Member of the Senate of Pakistan
- Incumbent
- Assumed office 9 April 2024
- Constituency: General Senate Seat Sindh

Member of the Provincial Assembly of Sindh
- In office 19 November 1988 – 6 May 1990
- Constituency: PS-3 SUKKUR-III
- In office 20 February 1997 – 12 October 1999
- Constituency: PS-4 SUKKUR
- In office 2002–2007
- Constituency: PS-3 SUKKUR-III
- In office 2008–2013

Personal details
- Party: PPP
- Parent: Jam Abdul Sattar Dharejo (father);
- Relatives: Ikramullah Khan Dharejo (brother)

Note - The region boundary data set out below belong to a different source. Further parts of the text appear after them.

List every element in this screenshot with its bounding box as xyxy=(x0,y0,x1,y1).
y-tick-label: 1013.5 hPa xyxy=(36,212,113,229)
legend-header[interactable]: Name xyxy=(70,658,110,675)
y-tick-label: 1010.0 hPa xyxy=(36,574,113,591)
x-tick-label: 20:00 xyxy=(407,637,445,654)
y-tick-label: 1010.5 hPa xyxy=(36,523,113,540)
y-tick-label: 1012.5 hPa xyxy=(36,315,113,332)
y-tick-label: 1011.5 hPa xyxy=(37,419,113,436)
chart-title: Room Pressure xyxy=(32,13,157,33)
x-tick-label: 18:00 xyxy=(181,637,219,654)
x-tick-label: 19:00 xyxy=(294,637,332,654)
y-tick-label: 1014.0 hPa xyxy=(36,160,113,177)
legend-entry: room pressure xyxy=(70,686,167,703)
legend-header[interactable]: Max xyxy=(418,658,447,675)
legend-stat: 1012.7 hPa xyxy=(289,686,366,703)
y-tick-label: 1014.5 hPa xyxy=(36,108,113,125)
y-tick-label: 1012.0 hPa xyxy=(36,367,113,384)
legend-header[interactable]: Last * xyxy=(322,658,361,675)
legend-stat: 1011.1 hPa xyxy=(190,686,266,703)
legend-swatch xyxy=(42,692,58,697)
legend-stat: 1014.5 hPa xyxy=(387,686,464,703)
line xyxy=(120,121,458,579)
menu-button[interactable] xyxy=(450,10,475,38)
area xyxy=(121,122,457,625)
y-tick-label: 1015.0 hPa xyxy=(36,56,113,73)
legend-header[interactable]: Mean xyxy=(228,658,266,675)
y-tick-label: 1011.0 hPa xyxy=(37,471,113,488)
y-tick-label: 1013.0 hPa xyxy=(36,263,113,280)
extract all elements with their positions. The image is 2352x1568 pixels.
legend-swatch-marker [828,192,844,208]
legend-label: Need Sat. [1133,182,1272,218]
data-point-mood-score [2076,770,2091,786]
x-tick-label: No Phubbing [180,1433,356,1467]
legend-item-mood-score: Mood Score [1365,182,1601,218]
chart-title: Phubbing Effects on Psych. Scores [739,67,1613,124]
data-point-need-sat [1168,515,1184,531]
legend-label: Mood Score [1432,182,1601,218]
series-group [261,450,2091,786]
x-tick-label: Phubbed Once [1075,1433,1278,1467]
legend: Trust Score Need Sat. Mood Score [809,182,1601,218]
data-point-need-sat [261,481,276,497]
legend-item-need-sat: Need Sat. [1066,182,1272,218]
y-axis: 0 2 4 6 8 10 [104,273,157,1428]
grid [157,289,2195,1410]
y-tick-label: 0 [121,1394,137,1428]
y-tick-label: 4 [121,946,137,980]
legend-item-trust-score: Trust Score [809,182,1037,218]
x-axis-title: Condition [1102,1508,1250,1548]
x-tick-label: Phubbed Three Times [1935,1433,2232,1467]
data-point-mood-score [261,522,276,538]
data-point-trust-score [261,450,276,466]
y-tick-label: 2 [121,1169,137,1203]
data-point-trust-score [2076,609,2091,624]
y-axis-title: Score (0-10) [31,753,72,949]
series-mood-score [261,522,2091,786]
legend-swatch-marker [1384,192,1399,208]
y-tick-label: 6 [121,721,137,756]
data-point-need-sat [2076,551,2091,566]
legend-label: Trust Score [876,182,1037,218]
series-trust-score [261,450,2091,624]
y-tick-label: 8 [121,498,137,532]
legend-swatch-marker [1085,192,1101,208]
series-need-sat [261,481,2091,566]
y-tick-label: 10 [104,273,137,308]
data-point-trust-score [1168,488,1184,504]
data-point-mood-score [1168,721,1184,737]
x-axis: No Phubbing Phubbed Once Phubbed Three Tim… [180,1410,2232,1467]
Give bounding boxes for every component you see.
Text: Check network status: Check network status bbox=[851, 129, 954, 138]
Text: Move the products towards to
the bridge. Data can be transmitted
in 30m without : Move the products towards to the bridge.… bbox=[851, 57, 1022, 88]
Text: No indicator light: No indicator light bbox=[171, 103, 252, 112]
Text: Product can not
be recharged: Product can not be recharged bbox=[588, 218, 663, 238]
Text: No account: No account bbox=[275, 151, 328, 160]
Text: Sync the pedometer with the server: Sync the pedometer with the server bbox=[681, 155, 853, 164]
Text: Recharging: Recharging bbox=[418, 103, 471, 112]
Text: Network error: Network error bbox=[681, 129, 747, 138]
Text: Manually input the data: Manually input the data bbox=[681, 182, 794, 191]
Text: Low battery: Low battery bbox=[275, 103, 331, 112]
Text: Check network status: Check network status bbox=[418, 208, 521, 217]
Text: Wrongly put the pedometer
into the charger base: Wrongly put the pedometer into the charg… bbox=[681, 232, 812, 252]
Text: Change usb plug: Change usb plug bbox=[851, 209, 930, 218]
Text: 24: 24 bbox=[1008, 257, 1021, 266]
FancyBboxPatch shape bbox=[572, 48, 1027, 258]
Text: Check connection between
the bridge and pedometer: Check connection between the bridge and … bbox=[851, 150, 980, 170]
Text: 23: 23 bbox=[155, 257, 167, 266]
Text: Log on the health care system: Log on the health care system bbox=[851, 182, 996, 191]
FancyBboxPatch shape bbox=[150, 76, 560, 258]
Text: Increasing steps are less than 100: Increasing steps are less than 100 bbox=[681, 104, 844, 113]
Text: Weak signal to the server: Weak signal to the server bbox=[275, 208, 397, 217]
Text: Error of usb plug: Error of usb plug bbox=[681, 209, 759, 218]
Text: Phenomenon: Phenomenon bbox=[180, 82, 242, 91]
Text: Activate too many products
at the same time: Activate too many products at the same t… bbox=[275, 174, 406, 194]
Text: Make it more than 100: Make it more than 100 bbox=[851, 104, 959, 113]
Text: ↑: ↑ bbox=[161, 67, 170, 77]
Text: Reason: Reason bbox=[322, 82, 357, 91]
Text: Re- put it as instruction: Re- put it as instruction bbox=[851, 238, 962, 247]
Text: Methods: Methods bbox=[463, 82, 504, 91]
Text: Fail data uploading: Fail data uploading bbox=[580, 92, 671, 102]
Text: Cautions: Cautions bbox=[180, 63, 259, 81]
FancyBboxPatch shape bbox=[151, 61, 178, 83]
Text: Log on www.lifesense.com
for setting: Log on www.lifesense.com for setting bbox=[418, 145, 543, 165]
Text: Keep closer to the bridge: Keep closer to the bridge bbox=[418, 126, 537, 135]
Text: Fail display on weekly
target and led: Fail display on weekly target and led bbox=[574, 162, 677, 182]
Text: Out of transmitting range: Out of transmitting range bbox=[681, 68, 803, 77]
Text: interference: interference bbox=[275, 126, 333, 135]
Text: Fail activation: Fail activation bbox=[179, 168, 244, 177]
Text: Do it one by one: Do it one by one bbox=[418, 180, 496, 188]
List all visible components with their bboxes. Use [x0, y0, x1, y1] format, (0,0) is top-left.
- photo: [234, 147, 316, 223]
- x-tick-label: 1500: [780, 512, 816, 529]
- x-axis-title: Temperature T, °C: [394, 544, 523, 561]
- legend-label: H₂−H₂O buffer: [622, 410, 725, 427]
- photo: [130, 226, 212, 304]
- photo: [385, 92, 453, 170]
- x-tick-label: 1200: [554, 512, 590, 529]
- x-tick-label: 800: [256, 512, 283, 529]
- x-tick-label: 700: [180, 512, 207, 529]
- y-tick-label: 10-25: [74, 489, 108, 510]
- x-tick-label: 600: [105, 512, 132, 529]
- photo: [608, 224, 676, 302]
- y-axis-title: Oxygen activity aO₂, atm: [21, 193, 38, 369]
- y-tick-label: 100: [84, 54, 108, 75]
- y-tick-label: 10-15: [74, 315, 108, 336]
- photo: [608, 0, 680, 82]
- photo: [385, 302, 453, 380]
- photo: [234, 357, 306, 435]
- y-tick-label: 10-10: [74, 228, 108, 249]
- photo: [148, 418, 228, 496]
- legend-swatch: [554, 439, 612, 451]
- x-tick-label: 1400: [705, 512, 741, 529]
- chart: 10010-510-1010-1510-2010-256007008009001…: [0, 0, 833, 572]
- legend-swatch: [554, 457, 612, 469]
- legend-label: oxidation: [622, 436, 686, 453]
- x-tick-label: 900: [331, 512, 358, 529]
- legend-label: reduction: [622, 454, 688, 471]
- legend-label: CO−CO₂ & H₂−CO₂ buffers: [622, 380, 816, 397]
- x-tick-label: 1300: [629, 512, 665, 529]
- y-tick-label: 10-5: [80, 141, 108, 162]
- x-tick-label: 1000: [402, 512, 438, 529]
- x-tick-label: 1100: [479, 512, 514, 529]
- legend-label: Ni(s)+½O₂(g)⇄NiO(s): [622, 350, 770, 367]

= Saifullah Khan Dharejo =

Pakistani politician

Jam Saifullah Khan Dharejo (ڄام سيف الله خان ڌاريجو) is a Pakistani politician who has been a member of Senate of Pakistan from 2024 and member of Provincial Assembly of Sindh from 10 October 2002 to 15 November 2007.

== Political career ==
He was elected to Provincial Assembly of Sindh in 1988 from Constituency PS-3 Sukkur then again re-elected in 1997 from PS-4 Sukkur then again re elected in 2002 from PS-3 Sukkur then re-elected from the same seat in 2008. Dharejo was elected from Sindh province during the 2024 Pakistani Senate election as a Pakistan People's Party Parliamentarians candidate on a general seat.